LET US celebrate the fiftieth anniversary of the American Psychiatric Association’s decision to delist “homosexuality” as a mental illness in its Diagnostic and Statistical Manual (DSM). This is the bible for psychiatric theory and practice, the arbiter of what is “normal” and what is pathological, so the inclusion of homosexuality was a constant drag on any effort by gay people to gain social acceptance or to organize a political movement to that end.
The reversal came late in 1973 when the APA board voted to declassify homosexuality as a psychiatric condition. But the most dramatic and memorable event came a year earlier at their annual meeting, which featured a panel of gay and lesbian activists, one of whom, John E. Fryer, appeared in a mask so that he could tell his story as a gay psychiatrist, which he did with passion and eloquence.
This event was discussed in an article by Malcolm Lazin in our May-June 2022 issue, which elicited a letter to the editor from Lawrence Hartmann, a psychiatrist who played a major role in the decision to delist, who points out that the APA’s decision was the culmination of a lot of hard work and persuasion inside the organization. In an Open Letter, Dr. Hartmann takes us behind the scenes and reveals what it took to get the board to reverse its position on a critical social issue.
Another influential member of the APA, Jack Drescher, is interviewed in this issue about his extensive research on the DSM decision and its aftermath. He suggests that most psychiatrists at this time still believed that homosexuality was a mental illness but grudgingly voted to delist in an APA-wide vote the following year. After that, the medical model fell into fairly steep decline, and the APA has been a leading opponent of “conversion therapy” for many years.
The collapse of the medical model invites the question of where it came from initially, and a thorough answer is provided in a reprised piece by Vernon Rosario, who traces the origins of “homosexuality” as a medical condition to late 19th-century Germany. It made its way from Europe to the U.S. and eventually into the first DSM in 1952. This was the era in which treatment for homosexuality included electro-shock, aversion therapy, and even chemical castration. Indeed “the couch” was only the mildest intervention that was used.
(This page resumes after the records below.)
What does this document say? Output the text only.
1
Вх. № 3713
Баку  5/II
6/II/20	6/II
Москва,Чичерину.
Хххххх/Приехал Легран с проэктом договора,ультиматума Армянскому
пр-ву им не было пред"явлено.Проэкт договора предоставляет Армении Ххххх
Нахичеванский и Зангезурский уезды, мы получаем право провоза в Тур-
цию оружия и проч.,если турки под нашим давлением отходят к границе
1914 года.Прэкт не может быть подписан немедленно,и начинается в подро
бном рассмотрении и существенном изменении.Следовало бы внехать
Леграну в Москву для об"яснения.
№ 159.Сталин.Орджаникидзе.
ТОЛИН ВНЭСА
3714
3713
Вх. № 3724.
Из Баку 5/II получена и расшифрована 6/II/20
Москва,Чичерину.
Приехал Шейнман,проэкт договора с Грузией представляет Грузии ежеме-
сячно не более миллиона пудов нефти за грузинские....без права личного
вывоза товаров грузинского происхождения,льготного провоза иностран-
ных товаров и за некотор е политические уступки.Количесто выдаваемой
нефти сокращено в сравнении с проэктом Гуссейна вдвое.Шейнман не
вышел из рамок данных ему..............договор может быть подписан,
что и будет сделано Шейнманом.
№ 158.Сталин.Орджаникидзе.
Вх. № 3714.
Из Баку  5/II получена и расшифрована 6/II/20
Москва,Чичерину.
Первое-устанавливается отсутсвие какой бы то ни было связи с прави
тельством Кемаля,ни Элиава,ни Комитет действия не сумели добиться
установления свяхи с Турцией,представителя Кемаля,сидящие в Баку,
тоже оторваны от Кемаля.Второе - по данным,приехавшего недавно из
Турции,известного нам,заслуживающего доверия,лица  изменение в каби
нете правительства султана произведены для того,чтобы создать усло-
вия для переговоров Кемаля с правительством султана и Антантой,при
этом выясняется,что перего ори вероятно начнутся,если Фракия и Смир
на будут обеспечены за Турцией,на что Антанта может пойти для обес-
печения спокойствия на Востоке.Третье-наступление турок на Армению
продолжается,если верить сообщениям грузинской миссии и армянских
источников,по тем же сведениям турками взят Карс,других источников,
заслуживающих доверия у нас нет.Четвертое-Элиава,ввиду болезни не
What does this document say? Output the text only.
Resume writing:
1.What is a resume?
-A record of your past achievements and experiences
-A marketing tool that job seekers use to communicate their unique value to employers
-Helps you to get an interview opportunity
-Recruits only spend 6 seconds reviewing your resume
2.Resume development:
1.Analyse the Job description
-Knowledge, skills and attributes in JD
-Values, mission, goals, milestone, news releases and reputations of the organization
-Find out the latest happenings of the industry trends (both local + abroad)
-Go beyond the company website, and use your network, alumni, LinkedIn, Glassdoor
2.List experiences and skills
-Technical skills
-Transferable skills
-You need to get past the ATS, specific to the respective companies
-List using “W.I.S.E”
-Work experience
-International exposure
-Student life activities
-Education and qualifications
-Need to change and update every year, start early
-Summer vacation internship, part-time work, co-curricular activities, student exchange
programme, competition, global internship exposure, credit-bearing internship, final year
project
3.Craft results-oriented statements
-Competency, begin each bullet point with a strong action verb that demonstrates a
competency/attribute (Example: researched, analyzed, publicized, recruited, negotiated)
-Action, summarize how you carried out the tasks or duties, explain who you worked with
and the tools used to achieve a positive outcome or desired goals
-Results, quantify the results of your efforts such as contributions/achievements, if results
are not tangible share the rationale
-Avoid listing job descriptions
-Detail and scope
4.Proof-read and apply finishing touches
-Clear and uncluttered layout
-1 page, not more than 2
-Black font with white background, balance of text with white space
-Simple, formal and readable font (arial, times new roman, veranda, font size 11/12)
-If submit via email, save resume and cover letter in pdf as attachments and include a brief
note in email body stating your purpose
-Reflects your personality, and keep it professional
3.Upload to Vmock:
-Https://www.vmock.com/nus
Clearly the APA’s turnabout was a response to changes in “the Zeitgeist,” which was exploding with Women’s Lib, the Sexual Revolution, and post-Stonewall activism. Barbara Gittings embodied all of these strains as a radical lesbian feminist, and she was one of the people on the famous John Fryer panel (along with Frank Kameny). In a speech that’s reprinted here, she describes the background to the APA panel and the importance of its decision, which made it possible for the gay liberation movement to go forward, unencumbered by the stigma of mental illness.